What happened to “Blessed are the poor in spirit”? What happened to “Blessed are the peacemakers”? What happened to “Blessed are those who hunger and thirst for righteousness”? What about “Blessed are those who are persecuted for righteousness’ sake”? (Matthew 5:3-10)
Let’s circle back now to the two kind of social systems, the way of domination and the way of humility, and the two conceptions of power, coercive and persuasive. On the one hand is the way of the world and the way of empire. On the other hand is the way of Jesus and the way of God’s kingdom.
Trump’s way is the world’s way. It is not the Jesus way. Trump is obsessed with not looking weak. The Apostle Paul tells us, “God chose what the world considers weak to shame the strong” (1 Corinthians 1:27 CEB). If Christ is with me, Paul says, “when I’m weak, then I’m strong” (2 Corinthians 12:10 CEB).
Telling the nation’s governors that they’d better get tough, Trump says: “If you don’t dominate, you’re wasting your time.” Sadly, the dominant conception of power in Trump’s head is domination. But that is the demonic way, not the way of God.
It’s true that many evangelicals are in love with domination and power. Writer Katherine Stewart calls it Authoritarian Christianity. It’s the worship of control, the worship of power. It’s not the worship of God. It’s far from the way of Jesus.
We are in a volatile moment in our country’s history, maybe in human history as well. This is a moral crisis. We need a moral revival. What we need, black pastor William Barber Jr. says, is a moral revolution.
Lafayette Square in Washington is only steps away from Tiananmen Square in Beijing. Thirty-one years ago Chinese authorities stormed Tiananmen Square to stop pro-democracy protests. Troops fired into the crowds, killing hundreds.
We think that can’t happen here. If National Guardsmen can brutally sweep peaceful protesters out of a park without provocation just so a politician who admires brutal dictators can stage a photo op with a Bible, why can’t it happen here?
Some people have noted that when Trump holds up that Bible in that photo op, it’s upside-down. No matter how he holds it, his understanding of humanity and power and God and goodness are upside-down.
We are a people in need today. We need leaders who will unify us, not divide us. We need leaders who seek not to dominate but to persuade; leaders who want to make peace, not war; leaders who stand with the oppressed, not the oppressor; leaders who are humble, not proud; leaders who thirst and hunger for righteousness; leaders who understand that real strength comes only from God.

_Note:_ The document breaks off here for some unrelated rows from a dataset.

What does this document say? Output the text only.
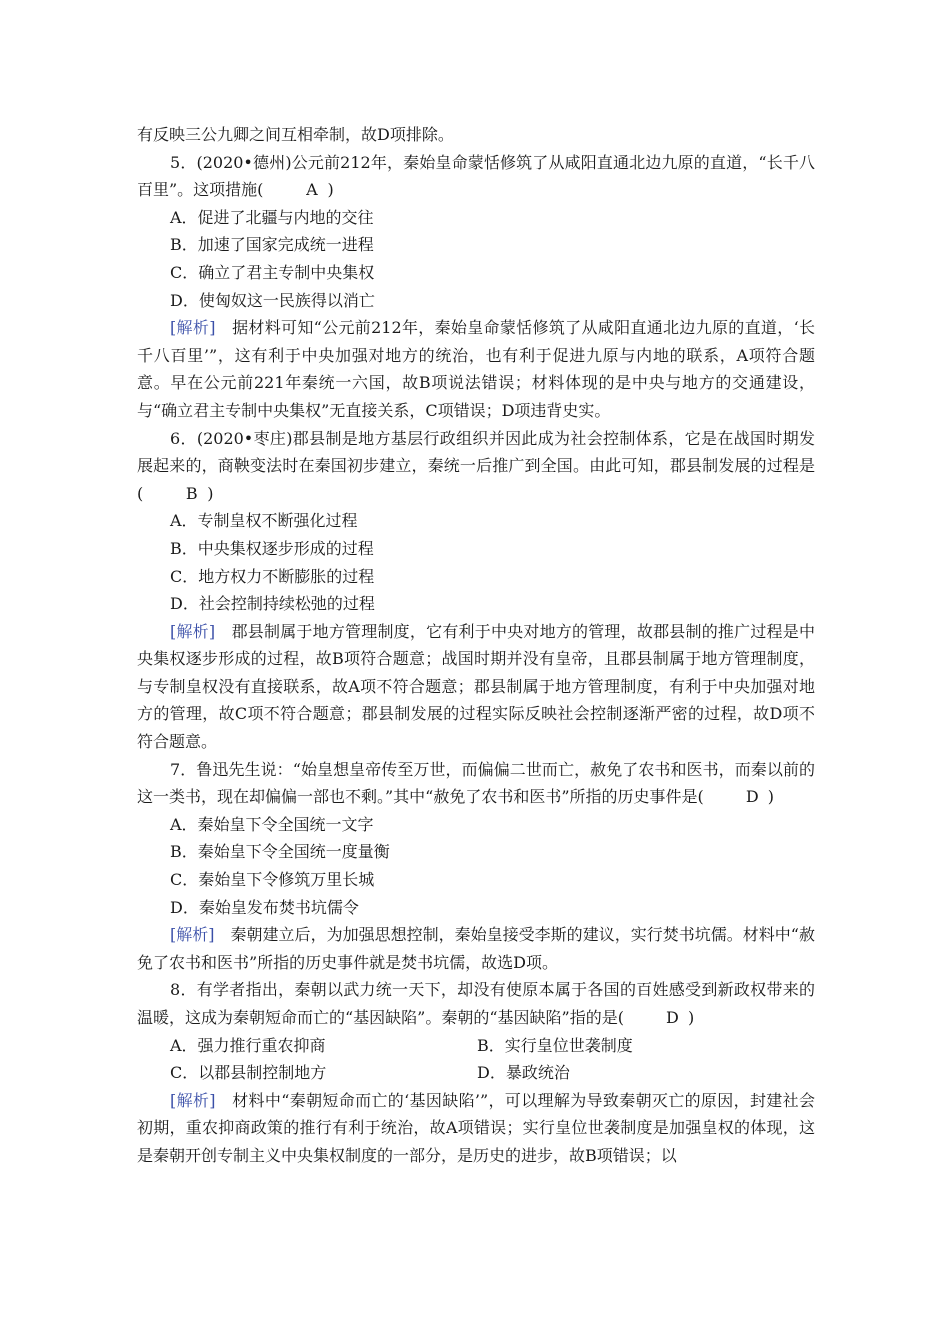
有反映三公九卿之间互相牵制，故D项排除。

5．(2020•德州)公元前212年，秦始皇命蒙恬修筑了从咸阳直通北边九原的直道，“长千八百里”。这项措施(	A )

A．促进了北疆与内地的交往

B．加速了国家完成统一进程

C．确立了君主专制中央集权

D．使匈奴这一民族得以消亡

[解析]　 据材料可知“公元前212年，秦始皇命蒙恬修筑了从咸阳直通北边九原的直道，‘长千八百里’”，这有利于中央加强对地方的统治，也有利于促进九原与内地的联系，A项符合题意。早在公元前221年秦统一六国，故B项说法错误；材料体现的是中央与地方的交通建设，与“确立君主专制中央集权”无直接关系，C项错误；D项违背史实。

6．(2020•枣庄)郡县制是地方基层行政组织并因此成为社会控制体系，它是在战国时期发展起来的，商鞅变法时在秦国初步建立，秦统一后推广到全国。由此可知，郡县制发展的过程是(	B )

A．专制皇权不断强化过程

B．中央集权逐步形成的过程

C．地方权力不断膨胀的过程

D．社会控制持续松弛的过程

[解析]　 郡县制属于地方管理制度，它有利于中央对地方的管理，故郡县制的推广过程是中央集权逐步形成的过程，故B项符合题意；战国时期并没有皇帝，且郡县制属于地方管理制度，与专制皇权没有直接联系，故A项不符合题意；郡县制属于地方管理制度，有利于中央加强对地方的管理，故C项不符合题意；郡县制发展的过程实际反映社会控制逐渐严密的过程，故D项不符合题意。

7．鲁迅先生说：“始皇想皇帝传至万世，而偏偏二世而亡，赦免了农书和医书，而秦以前的这一类书，现在却偏偏一部也不剩。”其中“赦免了农书和医书”所指的历史事件是(	D )

A．秦始皇下令全国统一文字

B．秦始皇下令全国统一度量衡

C．秦始皇下令修筑万里长城

D．秦始皇发布焚书坑儒令

[解析]　 秦朝建立后，为加强思想控制，秦始皇接受李斯的建议，实行焚书坑儒。材料中“赦免了农书和医书”所指的历史事件就是焚书坑儒，故选D项。

8．有学者指出，秦朝以武力统一天下，却没有使原本属于各国的百姓感受到新政权带来的温暖，这成为秦朝短命而亡的“基因缺陷”。秦朝的“基因缺陷”指的是(	D )

A．强力推行重农抑商	B．实行皇位世袭制度
C．以郡县制控制地方	D．暴政统治

[解析]　 材料中“秦朝短命而亡的‘基因缺陷’”，可以理解为导致秦朝灭亡的原因，封建社会初期，重农抑商政策的推行有利于统治，故A项错误；实行皇位世袭制度是加强皇权的体现，这是秦朝开创专制主义中央集权制度的一部分，是历史的进步，故B项错误；以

We need leaders who can bring us together as a society to create real and lasting change so that the American dream can finally become a reality for all.
What I’ve said may have upset some of you. You’re messing with politics, preacher. Truly, I am. As I’ve said before, Christianity is inevitably political because it’s about our society, our polis, the Greek word behind the word “political.”

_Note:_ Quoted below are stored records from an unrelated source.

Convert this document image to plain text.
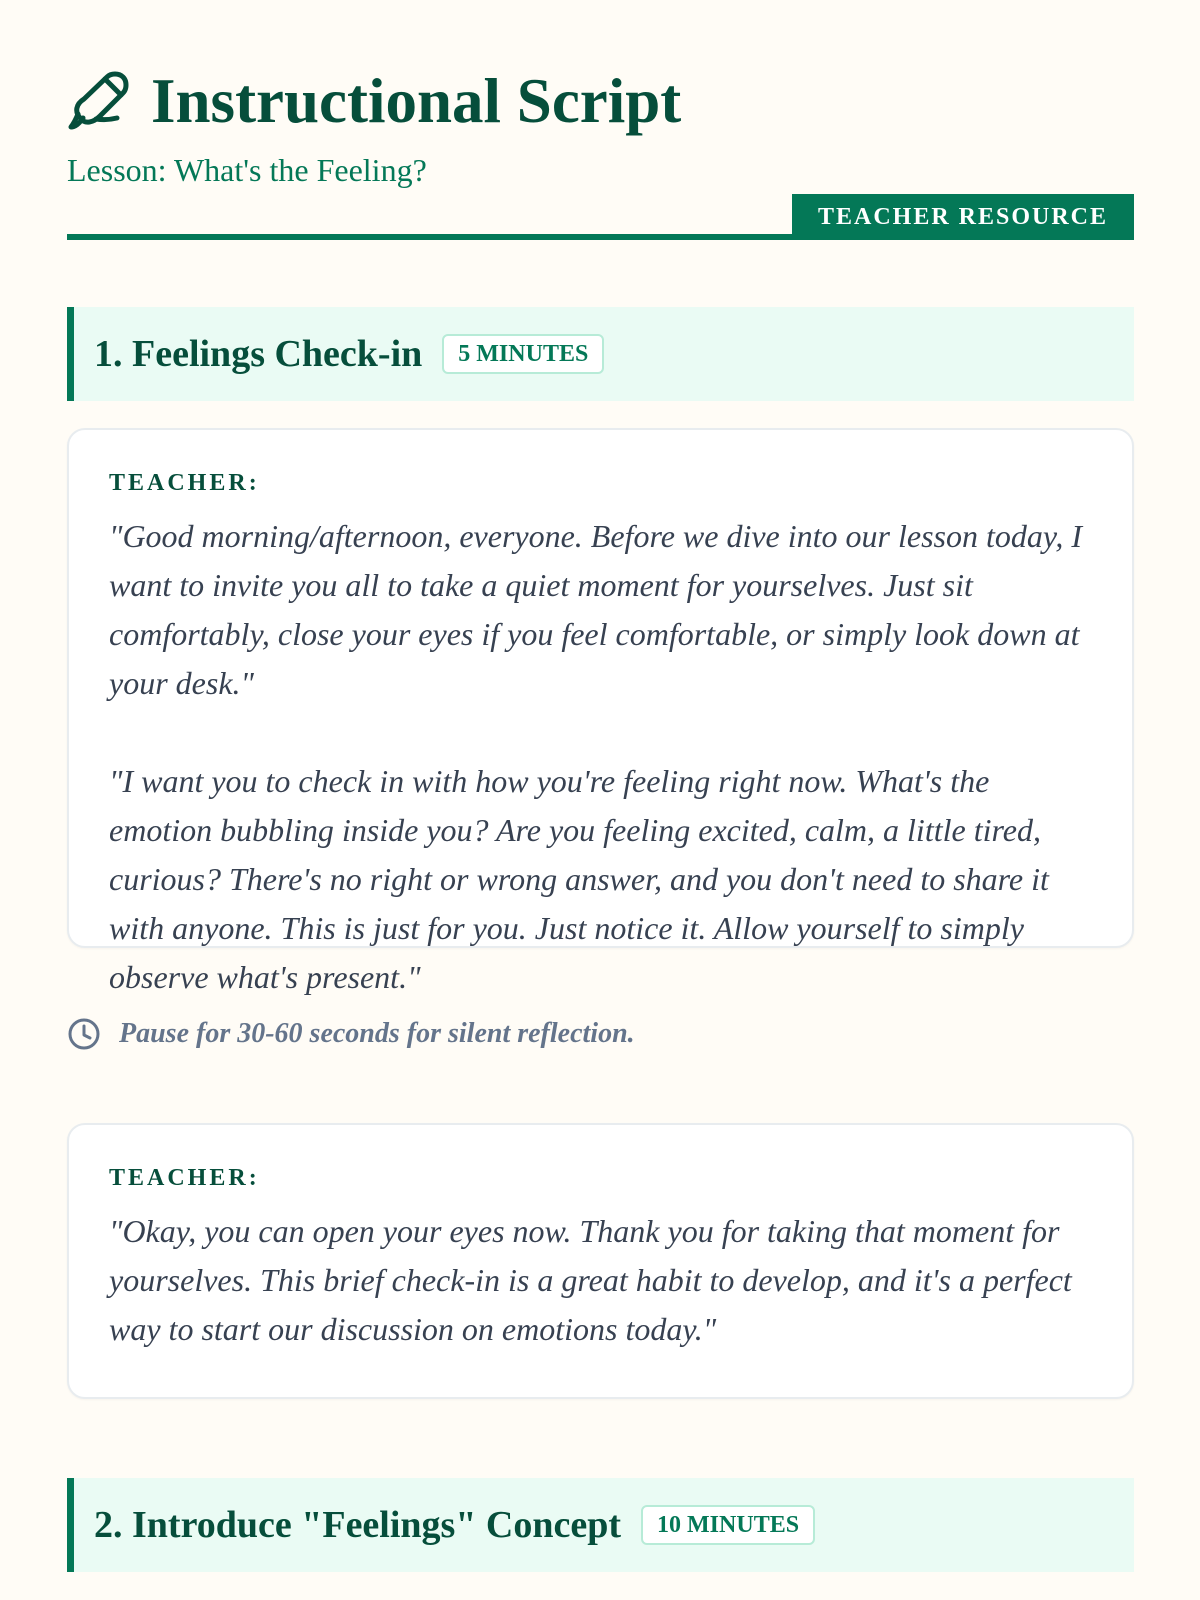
Instructional Script
Lesson: What's the Feeling?
TEACHER RESOURCE
1. Feelings Check-in	5 MINUTES
TEACHER:

"Good morning/afternoon, everyone. Before we dive into our lesson today, I want to invite you all to take a quiet moment for yourselves. Just sit comfortably, close your eyes if you feel comfortable, or simply look down at your desk."

"I want you to check in with how you're feeling right now. What's the emotion bubbling inside you? Are you feeling excited, calm, a little tired, curious? There's no right or wrong answer, and you don't need to share it with anyone. This is just for you. Just notice it. Allow yourself to simply observe what's present."

Pause for 30-60 seconds for silent reflection.
TEACHER:

"Okay, you can open your eyes now. Thank you for taking that moment for yourselves. This brief check-in is a great habit to develop, and it's a perfect way to start our discussion on emotions today."

2. Introduce "Feelings" Concept	10 MINUTES
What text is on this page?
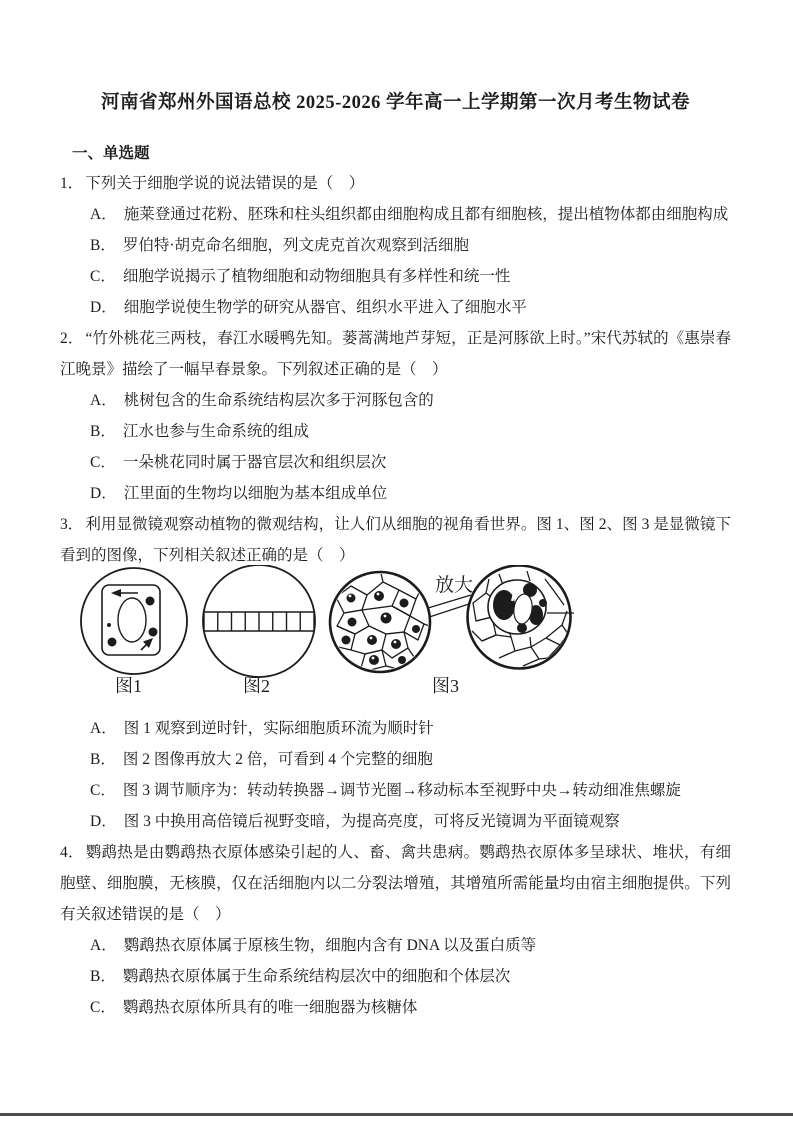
河南省郑州外国语总校 2025-2026 学年高一上学期第一次月考生物试卷
一、单选题

1． 下列关于细胞学说的说法错误的是（　）

A． 施莱登通过花粉、胚珠和柱头组织都由细胞构成且都有细胞核，提出植物体都由细胞构成

B． 罗伯特·胡克命名细胞，列文虎克首次观察到活细胞

C． 细胞学说揭示了植物细胞和动物细胞具有多样性和统一性

D． 细胞学说使生物学的研究从器官、组织水平进入了细胞水平

2． “竹外桃花三两枝，春江水暖鸭先知。蒌蒿满地芦芽短，正是河豚欲上时。”宋代苏轼的《惠崇春江晚景》描绘了一幅早春景象。下列叙述正确的是（　）

A． 桃树包含的生命系统结构层次多于河豚包含的

B． 江水也参与生命系统的组成

C． 一朵桃花同时属于器官层次和组织层次

D． 江里面的生物均以细胞为基本组成单位

3． 利用显微镜观察动植物的微观结构，让人们从细胞的视角看世界。图 1、图 2、图 3 是显微镜下看到的图像，下列相关叙述正确的是（　）

放大
图1	图2	图3

A． 图 1 观察到逆时针，实际细胞质环流为顺时针

B． 图 2 图像再放大 2 倍，可看到 4 个完整的细胞

C． 图 3 调节顺序为：转动转换器→调节光圈→移动标本至视野中央→转动细准焦螺旋

D． 图 3 中换用高倍镜后视野变暗，为提高亮度，可将反光镜调为平面镜观察

4． 鹦鹉热是由鹦鹉热衣原体感染引起的人、畜、禽共患病。鹦鹉热衣原体多呈球状、堆状，有细胞壁、细胞膜，无核膜，仅在活细胞内以二分裂法增殖，其增殖所需能量均由宿主细胞提供。下列有关叙述错误的是（　）

A． 鹦鹉热衣原体属于原核生物，细胞内含有 DNA 以及蛋白质等

B． 鹦鹉热衣原体属于生命系统结构层次中的细胞和个体层次

C． 鹦鹉热衣原体所具有的唯一细胞器为核糖体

Christianity is political because it deals with the way we try to live together under the reign of Christ in a society that does not recognize Christ as king. But as political as my comments may be, they are not partisan. I don’t care what party Trump belongs to. I do care that his conception of power is demonic, not Christlike, and because he has such influence, the truth matters, and the truth must be told.

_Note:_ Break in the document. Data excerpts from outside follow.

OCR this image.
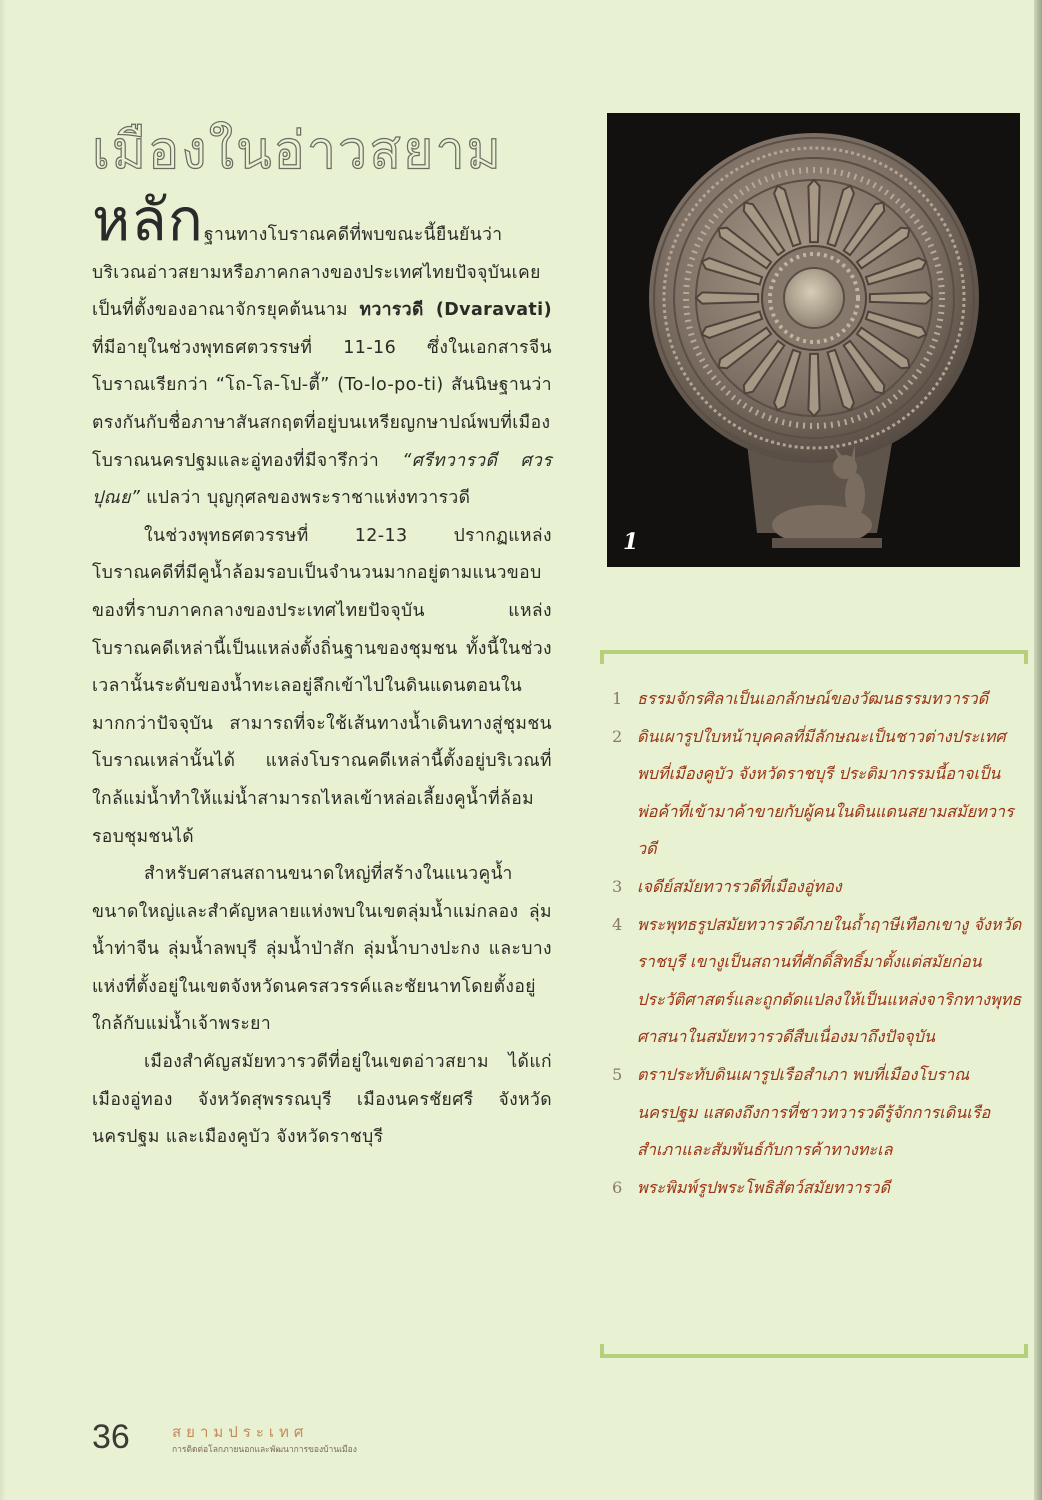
เมืองในอ่าวสยาม

หลักฐานทางโบราณคดีที่พบขณะนี้ยืนยันว่า บริเวณอ่าวสยามหรือภาคกลางของประเทศไทยปัจจุบันเคยเป็นที่ตั้งของอาณาจักรยุคต้นนาม ทวารวดี (Dvaravati) ที่มีอายุในช่วงพุทธศตวรรษที่ 11-16 ซึ่งในเอกสารจีนโบราณเรียกว่า “โถ-โล-โป-ตี้” (To-lo-po-ti) สันนิษฐานว่าตรงกันกับชื่อภาษาสันสกฤตที่อยู่บนเหรียญกษาปณ์พบที่เมืองโบราณนครปฐมและอู่ทองที่มีจารึกว่า “ศรีทวารวดี ศวรปุณย” แปลว่า บุญกุศลของพระราชาแห่งทวารวดี

ในช่วงพุทธศตวรรษที่ 12-13 ปรากฏแหล่งโบราณคดีที่มีคูน้ำล้อมรอบเป็นจำนวนมากอยู่ตามแนวขอบของที่ราบภาคกลางของประเทศไทยปัจจุบัน แหล่งโบราณคดีเหล่านี้เป็นแหล่งตั้งถิ่นฐานของชุมชน ทั้งนี้ในช่วงเวลานั้นระดับของน้ำทะเลอยู่ลึกเข้าไปในดินแดนตอนในมากกว่าปัจจุบัน สามารถที่จะใช้เส้นทางน้ำเดินทางสู่ชุมชนโบราณเหล่านั้นได้ แหล่งโบราณคดีเหล่านี้ตั้งอยู่บริเวณที่ใกล้แม่น้ำทำให้แม่น้ำสามารถไหลเข้าหล่อเลี้ยงคูน้ำที่ล้อมรอบชุมชนได้

สำหรับศาสนสถานขนาดใหญ่ที่สร้างในแนวคูน้ำขนาดใหญ่และสำคัญหลายแห่งพบในเขตลุ่มน้ำแม่กลอง ลุ่มน้ำท่าจีน ลุ่มน้ำลพบุรี ลุ่มน้ำป่าสัก ลุ่มน้ำบางปะกง และบางแห่งที่ตั้งอยู่ในเขตจังหวัดนครสวรรค์และชัยนาทโดยตั้งอยู่ใกล้กับแม่น้ำเจ้าพระยา

เมืองสำคัญสมัยทวารวดีที่อยู่ในเขตอ่าวสยาม ได้แก่ เมืองอู่ทอง จังหวัดสุพรรณบุรี เมืองนครชัยศรี จังหวัดนครปฐม และเมืองคูบัว จังหวัดราชบุรี

1
1 ธรรมจักรศิลาเป็นเอกลักษณ์ของวัฒนธรรมทวารวดี
2 ดินเผารูปใบหน้าบุคคลที่มีลักษณะเป็นชาวต่างประเทศ พบที่เมืองคูบัว จังหวัดราชบุรี ประติมากรรมนี้อาจเป็นพ่อค้าที่เข้ามาค้าขายกับผู้คนในดินแดนสยามสมัยทวารวดี
3 เจดีย์สมัยทวารวดีที่เมืองอู่ทอง
4 พระพุทธรูปสมัยทวารวดีภายในถ้ำฤาษีเทือกเขางู จังหวัดราชบุรี เขางูเป็นสถานที่ศักดิ์สิทธิ์มาตั้งแต่สมัยก่อนประวัติศาสตร์และถูกดัดแปลงให้เป็นแหล่งจาริกทางพุทธศาสนาในสมัยทวารวดีสืบเนื่องมาถึงปัจจุบัน
5 ตราประทับดินเผารูปเรือสำเภา พบที่เมืองโบราณนครปฐม แสดงถึงการที่ชาวทวารวดีรู้จักการเดินเรือสำเภาและสัมพันธ์กับการค้าทางทะเล
6 พระพิมพ์รูปพระโพธิสัตว์สมัยทวารวดี
36	สยามประเทศ
การติดต่อโลกภายนอกและพัฒนาการของบ้านเมือง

Some observers suggest that there are two viruses in our midst – the coronavirus and the virus of racism. I maintain that there are three viruses – coronavirus, racism, and authoritarianism. These three form an unholy trinity that mocks our three-in-one God.
Events have lit a fire in us. It may be both a destructive and a refining fire. I believe it’s the fire of God telling us that it’s time to get our act together. It’s time to turn away from our racist, power-mad, plague-prone ways, and turn toward a God-shaped life.
I hope you can say Amen to that.
This message was delivered to Edgerton United Methodist Church, live in an outdoor service, and online, June 7, 2020, Trinity Sunday.